Fifth Circuit Says F ...

Fifth Circuit Says Failure-to-Hire Discrimination Claim May be Supportable Even if Plaintiff Applies for Position that is Unavailable

January 31, 2023 | by Christopher R. Cowan

A plaintiff alleging employment discrimination based on a failure-to-hire must, of course, show that she “actually applied” for the position.  Thomas v. Tregre, 913 F.3d 458, 463 (5th Cir. 2019).  However, this week, the Fifth Circuit held that in certain scenarios the position sought by the plaintiff need not have been available to support a failure-to-hire claim.  Paugh v. Lockheed Martin Corp., No. 21-50472, 2023 WL 417648, at *4 (5th Cir. Jan. 26, 2023).  Following a series of opinions from sister circuits in “comparable situations,” the court recognized that a “relaxation of the application element of the prima facie case is especially appropriate when the hiring process itself, rather than just the decision-making behind the process, is implicated in the discrimination claim.”  Id. at fn. 5.

In Paugh, the plaintiff was a female employee of a U.S. Army sub-contractor, Tapestry Solutions,  that serviced a live-fire training range at the Army’s Fort Bliss.  Id. at *1.  In 2018, Lockheed Martin was awarded a follow-on service contract which subsumed Tapestry Solutions’ servicing of that range.  Id.

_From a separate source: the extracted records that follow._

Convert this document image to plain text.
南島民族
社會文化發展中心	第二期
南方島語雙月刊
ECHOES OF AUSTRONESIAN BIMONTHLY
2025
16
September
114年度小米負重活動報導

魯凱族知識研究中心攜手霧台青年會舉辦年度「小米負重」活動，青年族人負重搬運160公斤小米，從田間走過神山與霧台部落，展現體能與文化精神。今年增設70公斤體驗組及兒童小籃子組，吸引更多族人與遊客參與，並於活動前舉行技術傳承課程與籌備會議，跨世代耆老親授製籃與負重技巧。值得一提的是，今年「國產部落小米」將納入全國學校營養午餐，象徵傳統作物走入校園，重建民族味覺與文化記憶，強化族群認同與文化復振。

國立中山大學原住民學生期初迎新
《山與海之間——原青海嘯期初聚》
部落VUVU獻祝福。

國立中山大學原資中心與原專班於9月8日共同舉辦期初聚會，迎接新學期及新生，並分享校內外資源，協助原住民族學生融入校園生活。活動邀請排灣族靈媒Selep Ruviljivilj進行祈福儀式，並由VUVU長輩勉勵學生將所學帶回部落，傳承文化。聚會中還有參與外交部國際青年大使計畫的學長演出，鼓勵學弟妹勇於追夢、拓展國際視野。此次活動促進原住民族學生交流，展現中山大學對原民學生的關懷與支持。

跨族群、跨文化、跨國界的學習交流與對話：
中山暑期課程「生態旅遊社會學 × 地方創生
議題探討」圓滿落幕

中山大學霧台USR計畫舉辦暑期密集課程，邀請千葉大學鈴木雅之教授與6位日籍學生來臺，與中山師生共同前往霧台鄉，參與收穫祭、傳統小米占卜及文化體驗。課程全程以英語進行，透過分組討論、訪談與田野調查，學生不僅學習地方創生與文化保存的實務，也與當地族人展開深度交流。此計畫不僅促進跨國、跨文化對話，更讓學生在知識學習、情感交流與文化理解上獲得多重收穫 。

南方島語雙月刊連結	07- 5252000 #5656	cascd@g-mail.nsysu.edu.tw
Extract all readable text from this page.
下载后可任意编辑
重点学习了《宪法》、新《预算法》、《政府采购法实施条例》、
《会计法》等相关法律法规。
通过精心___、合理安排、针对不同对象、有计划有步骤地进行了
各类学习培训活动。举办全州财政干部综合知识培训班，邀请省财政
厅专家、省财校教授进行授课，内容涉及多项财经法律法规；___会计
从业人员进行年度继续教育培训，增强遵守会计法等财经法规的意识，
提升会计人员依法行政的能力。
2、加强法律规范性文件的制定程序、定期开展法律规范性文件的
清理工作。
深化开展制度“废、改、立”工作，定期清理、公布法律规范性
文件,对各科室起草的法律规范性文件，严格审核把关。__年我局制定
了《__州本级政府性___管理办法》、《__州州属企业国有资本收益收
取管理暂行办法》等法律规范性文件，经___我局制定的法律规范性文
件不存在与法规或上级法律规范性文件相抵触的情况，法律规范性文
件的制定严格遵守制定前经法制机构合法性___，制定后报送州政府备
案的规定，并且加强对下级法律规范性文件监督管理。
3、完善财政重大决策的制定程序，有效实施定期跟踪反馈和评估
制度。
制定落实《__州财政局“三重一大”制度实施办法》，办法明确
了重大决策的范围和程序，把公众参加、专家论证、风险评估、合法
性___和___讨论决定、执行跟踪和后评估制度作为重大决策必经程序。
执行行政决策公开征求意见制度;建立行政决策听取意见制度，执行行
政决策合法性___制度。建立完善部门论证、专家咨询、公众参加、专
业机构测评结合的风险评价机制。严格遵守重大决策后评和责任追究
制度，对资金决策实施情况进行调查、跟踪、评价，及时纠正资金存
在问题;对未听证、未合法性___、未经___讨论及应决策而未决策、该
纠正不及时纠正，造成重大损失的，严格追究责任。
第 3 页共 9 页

An executive order required Lockheed Martin to “hire qualified incumbent employees displaced by the new contract.” Id.  The plaintiff applied for nine positions with Lockheed Martin, but seven of those positions were ultimately canceled by Lockheed Martin and the other two positions went to incumbent male employees.  Id. at *1-2.  The plaintiff sued for sex discrimination and retaliation under both federal and Texas law based on failure-to-hire.  Id. at *2.  The district court dismissed all plaintiff’s claims on summary judgment.  Id. 

The Fifth Circuit affirmed the dismissal of claims concerning Lockheed’s failure-to-hire plaintiff for the two available positions that went to her male counterparts.  Id. at *6.  However, the court reversed the dismissal of her claim concerning the seven unavailable positions.  Id. at *4-5.  In support of that claim, plaintiff alleged that “she was kept in the dark about which positions Lockheed Martin actually intended to fill, with the result that she applied for” unavailable positions and the court found that she had “created a genuine issue of material fact as to whether critical hiring information was meted out discriminatorily in violation of Title VII.”  Id. at *4.  The plaintiff did so by presenting evidence that her male counterparts were informally given a “helpful tip-off” by Lockheed’s hiring manager at a “meet-and-greet” that they need not apply to certain positions as they were being cancelled, while plaintiff was never provided the same information.  Id. at *5.

The key takeaway for employer-contractors in similar situations is this:  the need for formality and uniformity in providing information to applicants in mass-hiring scenarios is paramount.   But a claim based on a person being “left in the dark” about available positions could occur in other scenarios, such as in the context of a “failure-to promote” claim or even when an employer participates in a job fair.  In those scenarios, employers may want to provide written notice of all potential opportunities to best avoid any disputes about applicants being “left in the dark.”